Ülkemizi elektrikte dışa bağımlılıktan kurtaracağız yalanlarıyla DSİ'yi tasfiye sürecine sokarak sularımızın kullanım hakkının 49 yıllığına HES Firmalarına devredilmesini,
HES Projeleriyle dere sularımızın kilometrelerce tünellere alınarak deremizin susuz bırakılmasını,
Sular zaten boşuna akıyor yalanlarıyla sularımızın ticarileştirilmesi çabalarını asla kabul edilemez buluyoruz.
Doğamızın cennet gibi olan yerüstü zenginliği,yeraltından çıkarılacak gram altından daha değerlidir.
Soluduğumuz hava,sizin kar için elde edeceğiniz nemenem enerjiden,çimentodan,vs daha değerlidir.
Bastığımız ve bize bir tohum karşılığında beş bostan veren toprak,sizin kar için elde edeceğiniz edinimlerden daha değerlidir.
Günü kurtarma çabalarıyla geleceğimizi yokediyoruz ve gözümüzden sakındığımız çocuklarımızın geleceğini mahvediyoruz.
Emperyalist işbirlikçisi AKP eliyle sürdürülen yağma ve talan düzenine bütün yuttaşlarımızın karşı çıkması kaçınılmaz bir görevdir.
Yeşil Giresun özlemlerimizin sürmesi için mutlaka çevremize sahip çıkmalıyız ve çevreye/doğaya verilen telafisi imkansız zararların karşısına dikilmemiz gerekmektedir.
Yeni bir Çevre Gününe yaklaştığımız şu günlerde çevrenin hali son derece perişan durumdadır.
Çevreye en büyük zararı verenler ise yatırım yapıyoruz yalanlarıyla ve çevre konusunda cilalı sözler söyleyen iktidar partisi mensuplarıdır.
Mesela,Giresun Valisinin Çevre Günü mesajını dikkatle okuyunuz ve çevreye verdiği zararlar ile bir kıyaslama yapmanız bu konudaki çelişkiyi görmenize yetecektir.
Çevremizi korumalıyız dedikçe çevre daha fazla zarar gören bir sürece girmiş durumdadır.
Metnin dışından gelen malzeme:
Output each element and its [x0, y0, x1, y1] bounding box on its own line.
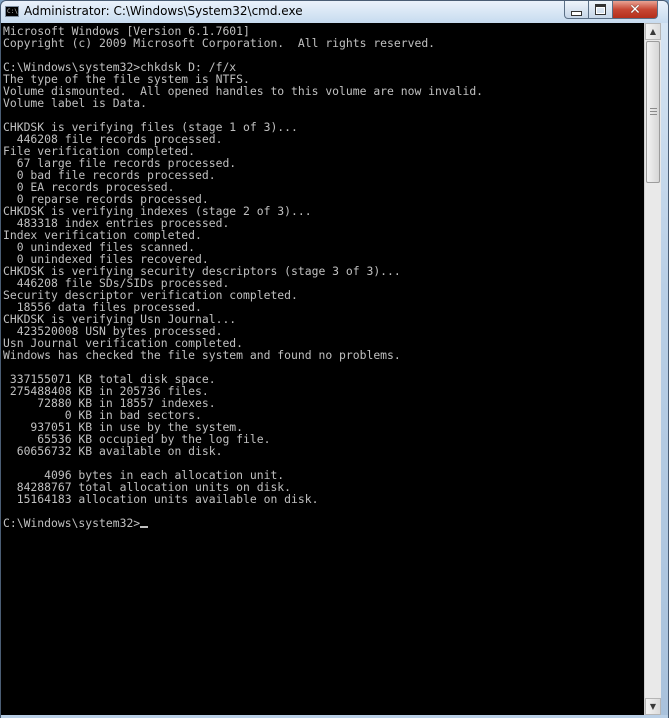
minimize-icon: [571, 10, 582, 16]
scroll-thumb[interactable]: [646, 41, 660, 183]
scroll-down-button[interactable]: ▼: [645, 698, 661, 715]
console-output-area[interactable]: Microsoft Windows [Version 6.1.7601] Copy…: [1, 23, 644, 715]
console-line: Windows has checked the file system and …: [3, 348, 401, 362]
grip-line: [650, 108, 657, 109]
vertical-scrollbar[interactable]: ▲ ▼: [644, 23, 661, 715]
grip-line: [650, 114, 657, 115]
command-prompt[interactable]: C:\Windows\system32>: [3, 517, 644, 529]
maximize-button[interactable]: [588, 1, 613, 19]
console-line: Volume label is Data.: [3, 96, 148, 110]
close-button[interactable]: ✕: [612, 1, 658, 19]
scroll-up-button[interactable]: ▲: [645, 23, 661, 40]
window-title: Administrator: C:\Windows\System32\cmd.e…: [24, 4, 303, 18]
console-line: 60656732 KB available on disk.: [3, 444, 223, 458]
minimize-button[interactable]: [564, 1, 589, 19]
cmd-app-icon[interactable]: C:\: [5, 6, 19, 17]
close-icon: ✕: [629, 1, 641, 18]
text-cursor: [140, 526, 149, 528]
console-text: Microsoft Windows [Version 6.1.7601] Copy…: [1, 23, 644, 529]
grip-line: [650, 111, 657, 112]
cmd-window: C:\ Administrator: C:\Windows\System32\c…: [0, 0, 669, 718]
console-line: Copyright (c) 2009 Microsoft Corporation…: [3, 36, 436, 50]
arrow-up-icon: ▲: [649, 27, 657, 36]
prompt-text: C:\Windows\system32>: [3, 516, 141, 530]
arrow-down-icon: ▼: [649, 702, 657, 711]
maximize-icon: [595, 4, 606, 15]
console-line: 15164183 allocation units available on d…: [3, 492, 319, 506]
AKP İktidarı çevre yağmalanması için ne gerekiyorsa yapıyor.
Biyoçeşitlilik kanunu,
SİT yetkisinin koruma kurullarından alınarak bakanlığa devredilmesi,
DSİ'yi tasfiye sürecine sokarak suların kullanım hakkının HES firmalarına 49 yıllığına devri,
Yandaşlarına dağıttığı 40.000 siyanürle maden arama ruhsatıyla,
Ana başlıkları altında AKP iktidarı gözü kara bir biçimde çevreyi katletmeyi kafasına koymuş ve madenlerimizi,ormanlarımızı,kıyılarımızı,sularımızı,meralarımızı emperyalist yağma ve talana açmış durumdadır.
Yatırım getiriyoruz,(Bunlar yatırım değil,birer yıkım projesidirler)
Ülkemizi elektrikte dışa bağımlılıktan kurtaracağız,(Elektriği bize bedava mı veriyorsunuz? Bütün projelerin toplam elektrik üretimi ülkemizin elektrik ihtiyacının %3-5 aralığındadır.Elektrik bahane esasen sular şahanedir!)
Sular zaten boşuna akıyor,(Sular boşuna akmaz,geçtiği yerlere hayat verir)yalanlarıyla çevrenin yokedilmesi süreci son derece hızlandırılmış bir durumdadır.
Bu noktada esas önemli olanı,halkımızın ekseriyetinin iktidar yalanlarına inanıyor oluşudur.
Çevre konusu çok geniş bir konudur ve bu uğurda söylenecek çok şey vardır.
Yere attığımız izmaritten başlayabiliriz,çöplerin dere ve deniz kenarlarına dökülmesiyle devam eden çevre konusu,vadilerimizi yokeden,derelerimizi kurutan/susuz bırakan,suyumuzun kullanım hakkı 49 yıllığına devredilen HES projeleriyle sürdürebiliriz.
Cennet gibi koylarımıza dayatılan Termik Santraller,Nükleer Santraller,altın madenleriyle devam edebiliriz.
Çevremiz yokedilirken,çevreye sahip çıkmak en temel yurttaşlık görevlerimizden birisidir.
Herkesi çevreye sahip çıkmaya davet ediyoruz.
İktidarı,çevreye verdiği zararlardan ve uygulamalardan vazgeçmeye davet ediyoruz.